A reunião iria ser amanhã ao pôr do Sol, e pensar nisso estava enlouquecendo-o.

— Cara, a tua família é um porre, viu? — Ino debochou com a voz embargada pelo excesso de álcool. Chouji a repreendeu com o olhar.

— Hm, concordo. — deu um riso sem humor.

— Já pensou num casamento de fachada? — argumentou a loira. Shikamaru arqueou a sobrancelha.

— Você tá mesmo cogitando o que eu acabei de ouvir? — perplexo, Chouji mirava os orbes aquamarine da loira fixamente.

— Sim, ué. É a saída mais rápida, perfeito para o seu problema.

— Você só está esquecendo um pequeno detalhe, Ino. Shikamaru odeia casamento com todas as forças, e não há nenhuma mulher maluca o suficiente para aceitar se casar com ele.

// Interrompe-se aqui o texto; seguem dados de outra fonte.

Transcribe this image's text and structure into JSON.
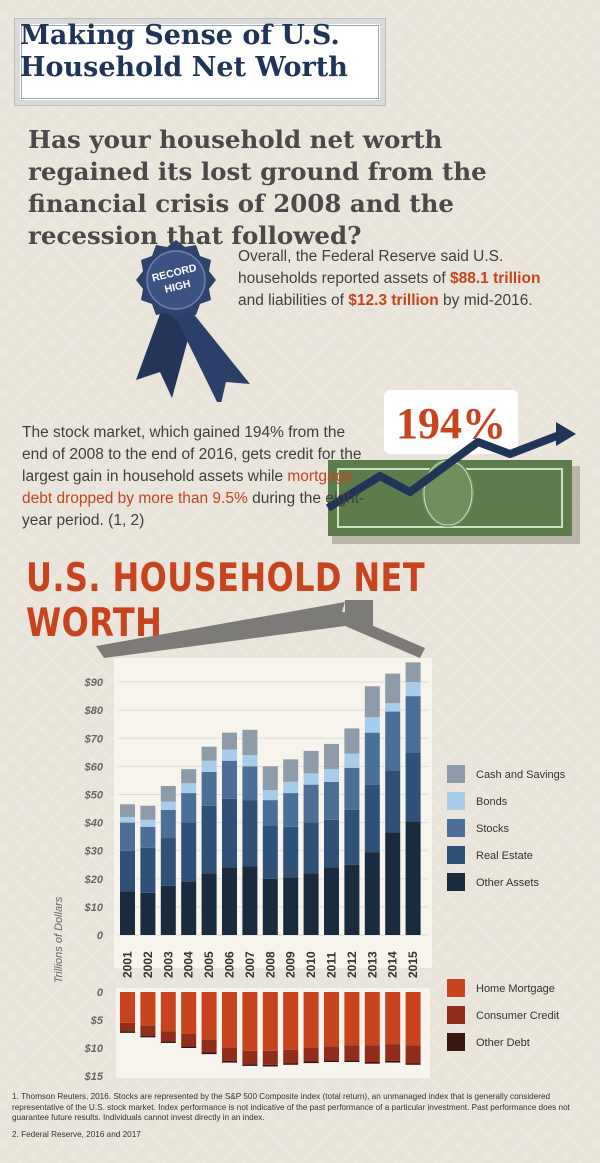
{
  "header": {
    "title_line1": "Making Sense of U.S.",
    "title_line2": "Household Net Worth"
  },
  "question": "Has your household net worth regained its lost ground from the financial crisis of 2008 and the recession that followed?",
  "badge": {
    "line1": "RECORD",
    "line2": "HIGH"
  },
  "overall": {
    "before": "Overall, the Federal Reserve said U.S. households reported assets of ",
    "assets": "$88.1 trillion",
    "middle": " and liabilities of ",
    "liabilities": "$12.3 trillion",
    "after": " by mid-2016."
  },
  "stock": {
    "pct": "194%",
    "before": "The stock market, which gained 194% from the end of 2008 to the end of 2016, gets credit for the largest gain in household assets while ",
    "highlight": "mortgage debt dropped by more than 9.5%",
    "after": " during the eight-year period. (1, 2)"
  },
  "section_title": "U.S. HOUSEHOLD NET WORTH",
  "colors": {
    "accent": "#c8441e",
    "navy": "#1f3457",
    "cash": "#8e9ba8",
    "bonds": "#a7cdea",
    "stocks": "#4c6f97",
    "real_estate": "#2f5077",
    "other_assets": "#1a2b40",
    "mortgage": "#c8441e",
    "consumer_credit": "#922d1c",
    "other_debt": "#3b1510",
    "money_green": "#5c7c4c"
  },
  "chart_data": {
    "type": "bar",
    "stacked": true,
    "categories": [
      "2001",
      "2002",
      "2003",
      "2004",
      "2005",
      "2006",
      "2007",
      "2008",
      "2009",
      "2010",
      "2011",
      "2012",
      "2013",
      "2014",
      "2015"
    ],
    "ylabel": "Trillions of Dollars",
    "assets": {
      "ylim": [
        0,
        95
      ],
      "ticks": [
        "$90",
        "$80",
        "$70",
        "$60",
        "$50",
        "$40",
        "$30",
        "$20",
        "$10",
        "0"
      ],
      "tick_values": [
        90,
        80,
        70,
        60,
        50,
        40,
        30,
        20,
        10,
        0
      ],
      "series": [
        {
          "name": "Other Assets",
          "values": [
            15.5,
            15,
            17.5,
            19,
            22,
            24,
            24.5,
            20,
            20.5,
            22,
            24,
            25,
            29.5,
            36.5,
            40.5
          ]
        },
        {
          "name": "Real Estate",
          "values": [
            14.5,
            16,
            17,
            21,
            24,
            24.5,
            23.5,
            19,
            18,
            18,
            17,
            19.5,
            24,
            22,
            24.5
          ]
        },
        {
          "name": "Stocks",
          "values": [
            10,
            7.5,
            10,
            10.5,
            12,
            13.5,
            12,
            9,
            12,
            13.5,
            13.5,
            15,
            18.5,
            21,
            20
          ]
        },
        {
          "name": "Bonds",
          "values": [
            2,
            2.5,
            3,
            3.5,
            4,
            4,
            4,
            3.5,
            4,
            4,
            4.5,
            5,
            5.5,
            3,
            5
          ]
        },
        {
          "name": "Cash and Savings",
          "values": [
            4.5,
            5,
            5.5,
            5,
            5,
            6,
            9,
            8.5,
            8,
            8,
            9,
            9,
            11,
            10.5,
            7
          ]
        }
      ]
    },
    "liabilities": {
      "ylim": [
        0,
        15
      ],
      "ticks": [
        "0",
        "$5",
        "$10",
        "$15"
      ],
      "tick_values": [
        0,
        5,
        10,
        15
      ],
      "series": [
        {
          "name": "Home Mortgage",
          "values": [
            5.5,
            6,
            7,
            7.5,
            8.5,
            10,
            10.5,
            10.5,
            10.3,
            10,
            9.7,
            9.5,
            9.5,
            9.3,
            9.5
          ]
        },
        {
          "name": "Consumer Credit",
          "values": [
            1.5,
            1.8,
            1.8,
            2.2,
            2.3,
            2.3,
            2.4,
            2.5,
            2.4,
            2.4,
            2.5,
            2.7,
            3,
            3,
            3.2
          ]
        },
        {
          "name": "Other Debt",
          "values": [
            0.3,
            0.3,
            0.3,
            0.3,
            0.3,
            0.3,
            0.3,
            0.3,
            0.3,
            0.3,
            0.3,
            0.3,
            0.3,
            0.3,
            0.3
          ]
        }
      ]
    },
    "asset_legend": [
      "Cash and Savings",
      "Bonds",
      "Stocks",
      "Real Estate",
      "Other Assets"
    ],
    "liability_legend": [
      "Home Mortgage",
      "Consumer Credit",
      "Other Debt"
    ]
  },
  "footnotes": [
    "1.  Thomson Reuters, 2016. Stocks are represented by the S&P 500 Composite index (total return), an unmanaged index that is generally considered representative of the U.S. stock market. Index performance is not indicative of the past performance of a particular investment.  Past performance does not guarantee future results. Individuals cannot invest directly in an index.",
    "2.  Federal Reserve, 2016 and 2017"
  ]
}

Os shinobis encaravam horrorizados o que Choji acabara de dizer. Embora fosse verdade, o Akimichi não fez questão de usar de tato quando se referiu ao melhor amigo. Amargurado, Shikamaru engoliu mais uma dose de sakê.

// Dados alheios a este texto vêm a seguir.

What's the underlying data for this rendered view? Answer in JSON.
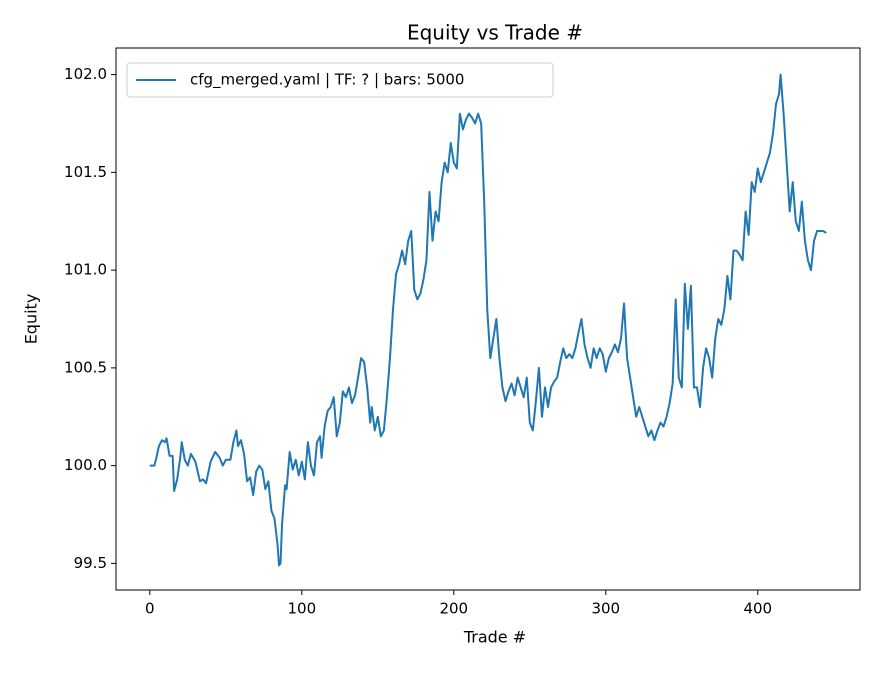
{
  "chart_data": {
    "type": "line",
    "title": "Equity vs Trade #",
    "xlabel": "Trade #",
    "ylabel": "Equity",
    "xlim": [
      -22.25,
      467.25
    ],
    "ylim": [
      99.364,
      102.136
    ],
    "xticks": [
      0,
      100,
      200,
      300,
      400
    ],
    "yticks": [
      99.5,
      {
        "value": 100,
        "label": "100.0"
      },
      100.5,
      {
        "value": 101,
        "label": "101.0"
      },
      101.5,
      {
        "value": 102,
        "label": "102.0"
      }
    ],
    "legend": "upper left",
    "x": [
      0,
      3,
      4,
      6,
      8,
      10,
      11,
      13,
      15,
      16,
      18,
      20,
      21,
      23,
      25,
      27,
      30,
      33,
      35,
      37,
      40,
      43,
      46,
      48,
      50,
      53,
      55,
      57,
      58,
      60,
      62,
      64,
      66,
      68,
      70,
      72,
      74,
      76,
      78,
      80,
      82,
      84,
      85,
      86,
      87,
      89,
      90,
      92,
      94,
      96,
      98,
      100,
      102,
      104,
      106,
      108,
      110,
      112,
      113,
      115,
      117,
      119,
      121,
      123,
      125,
      127,
      129,
      131,
      133,
      135,
      137,
      139,
      141,
      143,
      145,
      146,
      148,
      150,
      152,
      154,
      156,
      158,
      160,
      162,
      164,
      166,
      168,
      170,
      172,
      174,
      176,
      178,
      180,
      182,
      184,
      186,
      188,
      190,
      192,
      194,
      196,
      198,
      200,
      202,
      204,
      206,
      208,
      210,
      212,
      214,
      216,
      218,
      220,
      222,
      224,
      226,
      228,
      230,
      232,
      234,
      236,
      238,
      240,
      242,
      244,
      246,
      248,
      250,
      252,
      254,
      256,
      258,
      260,
      262,
      264,
      266,
      268,
      270,
      272,
      274,
      276,
      278,
      280,
      282,
      284,
      286,
      288,
      290,
      292,
      294,
      296,
      298,
      300,
      302,
      304,
      306,
      308,
      310,
      312,
      314,
      316,
      318,
      320,
      322,
      324,
      326,
      328,
      330,
      332,
      334,
      336,
      338,
      340,
      342,
      344,
      346,
      348,
      350,
      352,
      354,
      356,
      358,
      360,
      362,
      364,
      366,
      368,
      370,
      372,
      374,
      376,
      378,
      380,
      382,
      384,
      386,
      388,
      390,
      392,
      394,
      396,
      398,
      400,
      402,
      404,
      406,
      408,
      410,
      412,
      414,
      415,
      417,
      419,
      421,
      423,
      425,
      427,
      429,
      431,
      433,
      435,
      437,
      439,
      441,
      443,
      445
    ],
    "series": [
      {
        "name": "cfg_merged.yaml | TF: ? | bars: 5000",
        "color": "#1f77b4",
        "values": [
          100.0,
          100.0,
          100.03,
          100.1,
          100.13,
          100.12,
          100.14,
          100.05,
          100.05,
          99.87,
          99.93,
          100.04,
          100.12,
          100.03,
          100.0,
          100.06,
          100.02,
          99.92,
          99.93,
          99.91,
          100.02,
          100.07,
          100.04,
          100.0,
          100.03,
          100.03,
          100.12,
          100.18,
          100.1,
          100.13,
          100.06,
          99.92,
          99.94,
          99.85,
          99.97,
          100.0,
          99.98,
          99.88,
          99.92,
          99.77,
          99.73,
          99.6,
          99.49,
          99.5,
          99.7,
          99.9,
          99.88,
          100.07,
          99.98,
          100.03,
          99.95,
          100.02,
          99.93,
          100.12,
          100.0,
          99.95,
          100.12,
          100.15,
          100.04,
          100.2,
          100.28,
          100.3,
          100.35,
          100.15,
          100.22,
          100.38,
          100.35,
          100.4,
          100.32,
          100.36,
          100.45,
          100.55,
          100.53,
          100.4,
          100.22,
          100.3,
          100.18,
          100.25,
          100.15,
          100.18,
          100.35,
          100.55,
          100.8,
          100.98,
          101.03,
          101.1,
          101.03,
          101.15,
          101.2,
          100.9,
          100.85,
          100.88,
          100.95,
          101.05,
          101.4,
          101.15,
          101.3,
          101.25,
          101.45,
          101.55,
          101.5,
          101.65,
          101.55,
          101.52,
          101.8,
          101.72,
          101.77,
          101.8,
          101.78,
          101.75,
          101.8,
          101.75,
          101.35,
          100.8,
          100.55,
          100.65,
          100.75,
          100.55,
          100.4,
          100.33,
          100.38,
          100.42,
          100.36,
          100.45,
          100.4,
          100.35,
          100.45,
          100.22,
          100.18,
          100.33,
          100.5,
          100.25,
          100.4,
          100.3,
          100.4,
          100.43,
          100.45,
          100.53,
          100.6,
          100.55,
          100.57,
          100.55,
          100.6,
          100.68,
          100.75,
          100.62,
          100.55,
          100.5,
          100.6,
          100.55,
          100.6,
          100.57,
          100.48,
          100.55,
          100.58,
          100.62,
          100.58,
          100.65,
          100.83,
          100.55,
          100.45,
          100.35,
          100.25,
          100.3,
          100.25,
          100.2,
          100.15,
          100.18,
          100.13,
          100.18,
          100.22,
          100.2,
          100.25,
          100.32,
          100.42,
          100.85,
          100.45,
          100.4,
          100.93,
          100.7,
          100.92,
          100.4,
          100.4,
          100.3,
          100.5,
          100.6,
          100.55,
          100.45,
          100.65,
          100.75,
          100.72,
          100.8,
          100.97,
          100.85,
          101.1,
          101.1,
          101.08,
          101.05,
          101.3,
          101.18,
          101.45,
          101.4,
          101.52,
          101.45,
          101.5,
          101.55,
          101.6,
          101.7,
          101.85,
          101.9,
          102.0,
          101.8,
          101.55,
          101.3,
          101.45,
          101.25,
          101.2,
          101.35,
          101.15,
          101.05,
          101.0,
          101.15,
          101.2,
          101.2,
          101.2,
          101.19
        ]
      }
    ]
  }
}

— Caramba, Choji! Shikamaru poderia ter ficado sem essa.

— Mentindo é que ele não está né, Ino.

— Mesmo assim. — deu de ombros. — E a minha ideia ainda é a melhor alternativa.

— Eu não acredito que eu estou mesmo cogitando isso...

— Tá, e se fizéssemos uma lista de possíveis pretendentes para você escolher, o que me diz? Pode listar os requisitos e a gente vai atrás. — A loira o encarava com expectativa, o guardanapo aberto e uma caneta na mão. — Vai, fala pra gente o que a sua mulher perfeita precisa ter.

— Precisa ser forte, educada, gentil, paciente, solícita e acima de tudo, altruísta. Porque em um casamento arranjado, o conselho de anciãos, principalmente Ishida e Yashiro vão fazer de tudo para trazer desonra ao nome dela. E consequentemente sabotar quaisquer chances que eu tenha de assumir a posse como Chefe.

Todos concordaram com as palavras de Shikamaru, e se uniram um a um à súplica silenciosa de que encontrariam uma solução para aquele infortúnio.

— Está decidido, então? Procuraremos uma esposa para o nosso amigo cabeça oca.

A Yamanaka e o Nara balançaram a cabeça em concordância, partilhando naquele momento uma cumplicidade única. Independente do que acontecesse, o trio Ino-Shika-Cho daria um jeito.

Sempre deram.

Ino soltou uma risadinha eufórica.

— Mal posso esperar pela missão cupido.

Shikamaru e Chouji se entreolham.

— Que a sorte esteja sempre ao seu favor, meu amigo.